Our ducks are free range and earlier in the year cluches of ducklings were reduced by quite a few - example mum hatched 9 and within 2 days would be at the pond side then back and to between barn and pond. Some ducklings would just stride into the pig field and we would find a little foot in the mud by the fenceline or a hawk would sweep one away - ended up with 5 surviving and after a couple of weeks they seem to survive really well due to fast growing.
We have kept this lot in the barn - as a mother duck can you imagine what its like looking after 26 day old duckeys - eyes in the back of yer head   

ps can anyone beat 26 or is it a bhf record


----------



## ohiofarmgirl (Aug 25, 2011)

we had 23 one time.... and our momma was #1 they all did great.

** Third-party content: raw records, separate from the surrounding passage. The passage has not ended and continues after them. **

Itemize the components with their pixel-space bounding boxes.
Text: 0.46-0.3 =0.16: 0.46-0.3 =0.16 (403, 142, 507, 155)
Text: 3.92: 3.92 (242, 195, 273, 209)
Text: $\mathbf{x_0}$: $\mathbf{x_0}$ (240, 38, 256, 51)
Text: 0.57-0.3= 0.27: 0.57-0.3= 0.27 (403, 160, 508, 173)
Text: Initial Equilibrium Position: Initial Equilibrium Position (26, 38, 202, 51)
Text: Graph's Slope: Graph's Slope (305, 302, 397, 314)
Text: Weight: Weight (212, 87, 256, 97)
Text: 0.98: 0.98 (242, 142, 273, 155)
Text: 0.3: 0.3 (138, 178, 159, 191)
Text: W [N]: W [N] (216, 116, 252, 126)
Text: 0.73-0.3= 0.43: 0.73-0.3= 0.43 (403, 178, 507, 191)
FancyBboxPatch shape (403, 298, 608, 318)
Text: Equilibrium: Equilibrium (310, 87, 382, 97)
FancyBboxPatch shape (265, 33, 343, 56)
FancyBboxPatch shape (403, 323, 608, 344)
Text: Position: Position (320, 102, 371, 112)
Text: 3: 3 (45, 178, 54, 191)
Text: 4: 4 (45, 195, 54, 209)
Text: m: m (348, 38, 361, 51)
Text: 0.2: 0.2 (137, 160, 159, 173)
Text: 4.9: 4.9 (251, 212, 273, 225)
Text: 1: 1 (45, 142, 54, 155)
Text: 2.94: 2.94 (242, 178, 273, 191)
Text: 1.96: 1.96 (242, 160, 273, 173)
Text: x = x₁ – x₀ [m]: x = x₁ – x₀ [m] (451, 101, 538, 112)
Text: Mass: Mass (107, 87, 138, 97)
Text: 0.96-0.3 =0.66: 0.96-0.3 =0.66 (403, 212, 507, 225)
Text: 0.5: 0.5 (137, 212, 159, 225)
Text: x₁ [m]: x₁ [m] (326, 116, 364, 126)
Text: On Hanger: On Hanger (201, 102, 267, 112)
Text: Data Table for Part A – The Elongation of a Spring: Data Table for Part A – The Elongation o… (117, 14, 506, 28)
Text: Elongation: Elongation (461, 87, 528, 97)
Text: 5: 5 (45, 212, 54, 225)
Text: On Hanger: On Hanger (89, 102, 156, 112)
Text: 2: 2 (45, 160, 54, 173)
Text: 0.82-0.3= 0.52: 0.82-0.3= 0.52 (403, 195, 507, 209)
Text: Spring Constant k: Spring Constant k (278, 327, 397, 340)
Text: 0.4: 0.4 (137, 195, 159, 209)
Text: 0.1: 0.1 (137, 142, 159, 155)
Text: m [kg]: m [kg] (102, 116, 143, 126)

right now i have 8 little fuzzy butts - they are a hoot. every day i walk them up to the "baby yard" - its like herding pingpong balls


----------



## Royd Wood (Aug 25, 2011)

pingpong balls  I look at my duck and see a bright yellow rug following her around


----------



## she-earl (Aug 28, 2011)

When I was a child growing up, my grandpa raised Muscovs.  He would take eggs from a laying duck and add to a nest where a duck was planning to brood so that she would have more eggs to sit on.  I don't recall how many he would have a hen sitting on.


----------



## Bossroo (Aug 29, 2011)

Years ago, I had 4 Pekin ducks and 1 pekin drake. Starting in early Feb. each hen set and incubated their own eggs, then after hatch, I took the ducklings away to raise in pens. The ducks immediately started to lay new clutches.   By late fall, they hatched out 96 duckings.  What  great eating feasts we had .


----------